O artifício estético de encadeamento narrativo colocado por Almodóvar (dessa vez muito mais feliz do que em “Abraços Partidos”, de estrutura também fractal) é o que resulta, materialmente, na transição de peles, papéis, máscaras. O olhar camaleônico que o espectador lança sobre um personagem não se equipara, também, ao olhar que um transeunte lhe projeta ao cruzar contigo na rua?

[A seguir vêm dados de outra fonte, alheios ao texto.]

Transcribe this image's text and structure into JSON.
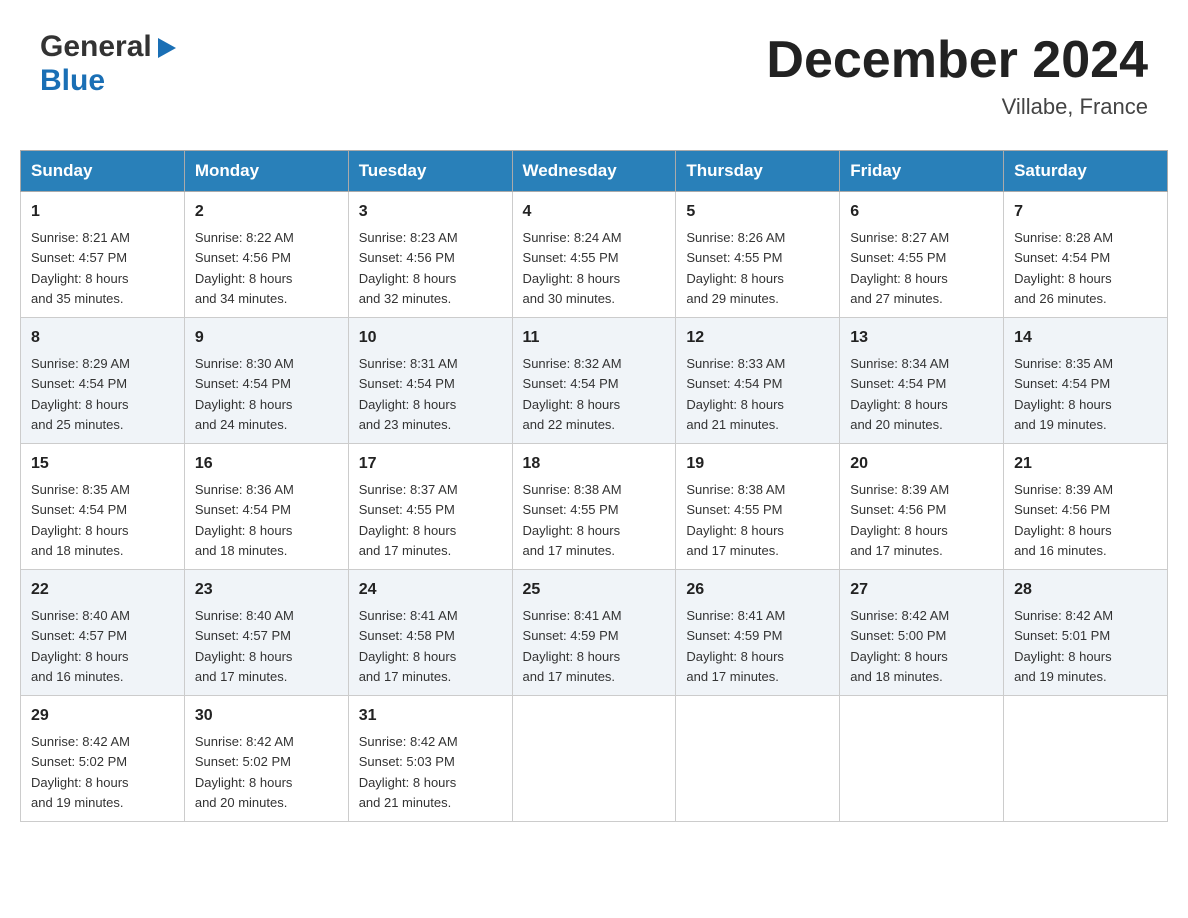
{
  "header": {
    "logo_line1": "General",
    "logo_line2": "Blue",
    "month_title": "December 2024",
    "location": "Villabe, France"
  },
  "calendar": {
    "days_of_week": [
      "Sunday",
      "Monday",
      "Tuesday",
      "Wednesday",
      "Thursday",
      "Friday",
      "Saturday"
    ],
    "weeks": [
      [
        {
          "day": "1",
          "sunrise": "Sunrise: 8:21 AM",
          "sunset": "Sunset: 4:57 PM",
          "daylight": "Daylight: 8 hours",
          "daylight2": "and 35 minutes."
        },
        {
          "day": "2",
          "sunrise": "Sunrise: 8:22 AM",
          "sunset": "Sunset: 4:56 PM",
          "daylight": "Daylight: 8 hours",
          "daylight2": "and 34 minutes."
        },
        {
          "day": "3",
          "sunrise": "Sunrise: 8:23 AM",
          "sunset": "Sunset: 4:56 PM",
          "daylight": "Daylight: 8 hours",
          "daylight2": "and 32 minutes."
        },
        {
          "day": "4",
          "sunrise": "Sunrise: 8:24 AM",
          "sunset": "Sunset: 4:55 PM",
          "daylight": "Daylight: 8 hours",
          "daylight2": "and 30 minutes."
        },
        {
          "day": "5",
          "sunrise": "Sunrise: 8:26 AM",
          "sunset": "Sunset: 4:55 PM",
          "daylight": "Daylight: 8 hours",
          "daylight2": "and 29 minutes."
        },
        {
          "day": "6",
          "sunrise": "Sunrise: 8:27 AM",
          "sunset": "Sunset: 4:55 PM",
          "daylight": "Daylight: 8 hours",
          "daylight2": "and 27 minutes."
        },
        {
          "day": "7",
          "sunrise": "Sunrise: 8:28 AM",
          "sunset": "Sunset: 4:54 PM",
          "daylight": "Daylight: 8 hours",
          "daylight2": "and 26 minutes."
        }
      ],
      [
        {
          "day": "8",
          "sunrise": "Sunrise: 8:29 AM",
          "sunset": "Sunset: 4:54 PM",
          "daylight": "Daylight: 8 hours",
          "daylight2": "and 25 minutes."
        },
        {
          "day": "9",
          "sunrise": "Sunrise: 8:30 AM",
          "sunset": "Sunset: 4:54 PM",
          "daylight": "Daylight: 8 hours",
          "daylight2": "and 24 minutes."
        },
        {
          "day": "10",
          "sunrise": "Sunrise: 8:31 AM",
          "sunset": "Sunset: 4:54 PM",
          "daylight": "Daylight: 8 hours",
          "daylight2": "and 23 minutes."
        },
        {
          "day": "11",
          "sunrise": "Sunrise: 8:32 AM",
          "sunset": "Sunset: 4:54 PM",
          "daylight": "Daylight: 8 hours",
          "daylight2": "and 22 minutes."
        },
        {
          "day": "12",
          "sunrise": "Sunrise: 8:33 AM",
          "sunset": "Sunset: 4:54 PM",
          "daylight": "Daylight: 8 hours",
          "daylight2": "and 21 minutes."
        },
        {
          "day": "13",
          "sunrise": "Sunrise: 8:34 AM",
          "sunset": "Sunset: 4:54 PM",
          "daylight": "Daylight: 8 hours",
          "daylight2": "and 20 minutes."
        },
        {
          "day": "14",
          "sunrise": "Sunrise: 8:35 AM",
          "sunset": "Sunset: 4:54 PM",
          "daylight": "Daylight: 8 hours",
          "daylight2": "and 19 minutes."
        }
      ],
      [
        {
          "day": "15",
          "sunrise": "Sunrise: 8:35 AM",
          "sunset": "Sunset: 4:54 PM",
          "daylight": "Daylight: 8 hours",
          "daylight2": "and 18 minutes."
        },
        {
          "day": "16",
          "sunrise": "Sunrise: 8:36 AM",
          "sunset": "Sunset: 4:54 PM",
          "daylight": "Daylight: 8 hours",
          "daylight2": "and 18 minutes."
        },
        {
          "day": "17",
          "sunrise": "Sunrise: 8:37 AM",
          "sunset": "Sunset: 4:55 PM",
          "daylight": "Daylight: 8 hours",
          "daylight2": "and 17 minutes."
        },
        {
          "day": "18",
          "sunrise": "Sunrise: 8:38 AM",
          "sunset": "Sunset: 4:55 PM",
          "daylight": "Daylight: 8 hours",
          "daylight2": "and 17 minutes."
        },
        {
          "day": "19",
          "sunrise": "Sunrise: 8:38 AM",
          "sunset": "Sunset: 4:55 PM",
          "daylight": "Daylight: 8 hours",
          "daylight2": "and 17 minutes."
        },
        {
          "day": "20",
          "sunrise": "Sunrise: 8:39 AM",
          "sunset": "Sunset: 4:56 PM",
          "daylight": "Daylight: 8 hours",
          "daylight2": "and 17 minutes."
        },
        {
          "day": "21",
          "sunrise": "Sunrise: 8:39 AM",
          "sunset": "Sunset: 4:56 PM",
          "daylight": "Daylight: 8 hours",
          "daylight2": "and 16 minutes."
        }
      ],
      [
        {
          "day": "22",
          "sunrise": "Sunrise: 8:40 AM",
          "sunset": "Sunset: 4:57 PM",
          "daylight": "Daylight: 8 hours",
          "daylight2": "and 16 minutes."
        },
        {
          "day": "23",
          "sunrise": "Sunrise: 8:40 AM",
          "sunset": "Sunset: 4:57 PM",
          "daylight": "Daylight: 8 hours",
          "daylight2": "and 17 minutes."
        },
        {
          "day": "24",
          "sunrise": "Sunrise: 8:41 AM",
          "sunset": "Sunset: 4:58 PM",
          "daylight": "Daylight: 8 hours",
          "daylight2": "and 17 minutes."
        },
        {
          "day": "25",
          "sunrise": "Sunrise: 8:41 AM",
          "sunset": "Sunset: 4:59 PM",
          "daylight": "Daylight: 8 hours",
          "daylight2": "and 17 minutes."
        },
        {
          "day": "26",
          "sunrise": "Sunrise: 8:41 AM",
          "sunset": "Sunset: 4:59 PM",
          "daylight": "Daylight: 8 hours",
          "daylight2": "and 17 minutes."
        },
        {
          "day": "27",
          "sunrise": "Sunrise: 8:42 AM",
          "sunset": "Sunset: 5:00 PM",
          "daylight": "Daylight: 8 hours",
          "daylight2": "and 18 minutes."
        },
        {
          "day": "28",
          "sunrise": "Sunrise: 8:42 AM",
          "sunset": "Sunset: 5:01 PM",
          "daylight": "Daylight: 8 hours",
          "daylight2": "and 19 minutes."
        }
      ],
      [
        {
          "day": "29",
          "sunrise": "Sunrise: 8:42 AM",
          "sunset": "Sunset: 5:02 PM",
          "daylight": "Daylight: 8 hours",
          "daylight2": "and 19 minutes."
        },
        {
          "day": "30",
          "sunrise": "Sunrise: 8:42 AM",
          "sunset": "Sunset: 5:02 PM",
          "daylight": "Daylight: 8 hours",
          "daylight2": "and 20 minutes."
        },
        {
          "day": "31",
          "sunrise": "Sunrise: 8:42 AM",
          "sunset": "Sunset: 5:03 PM",
          "daylight": "Daylight: 8 hours",
          "daylight2": "and 21 minutes."
        },
        null,
        null,
        null,
        null
      ]
    ]
  }
}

Transitando de 2012 a 2006, no desenvolver do filme, gradualmente as peças vão se encaixando num anestesiante e provocativo quebra-cabeças. Depois de seqüestrado e mantido em cativeiro, Vicente é submetido a uma cirurgia de mudança de sexo pelo cirurgião Robert. É então que nos damos conta de que a bela e sexy mulher do início da película é o boy que trabalhava em uma loja de costura. Mas, são a mesma pessoa? Quem é Vera? E, ainda, quem é Vicente? Quem sou eu? O que me define enquanto sujeito? As roupas que visto, os filmes que vejo, as músicas que ouço, as garotas que paquero, as brigas que venço, os livros que leio, as discussões que esquivo, os gols que marco? A pouco conversava com um amigo que me dizia que na Alemanha, após o escândalo do não-apagamento dos dados dos perfis do facebook e por uma provável utilização dos mesmos por analistas de empresas, alguns de seus amigos mudaram seus nomes na rede social, para não serem identificados. Um chegou até mesmo a apagar qualquer informação pessoal, deixando em seu mural apenas a informação: “Gender: male”. O gênero masculino, ou feminino, de acordo com aquele que agora me lê, é a informação básica que constitui nossa identidade? Qual, afinal, é a informação que o ser nascente Vera deixaria em sua página do facebook como alegoria de seu posicionamento no mundo, as digitais da pele de seu dedo? “Gender: female”?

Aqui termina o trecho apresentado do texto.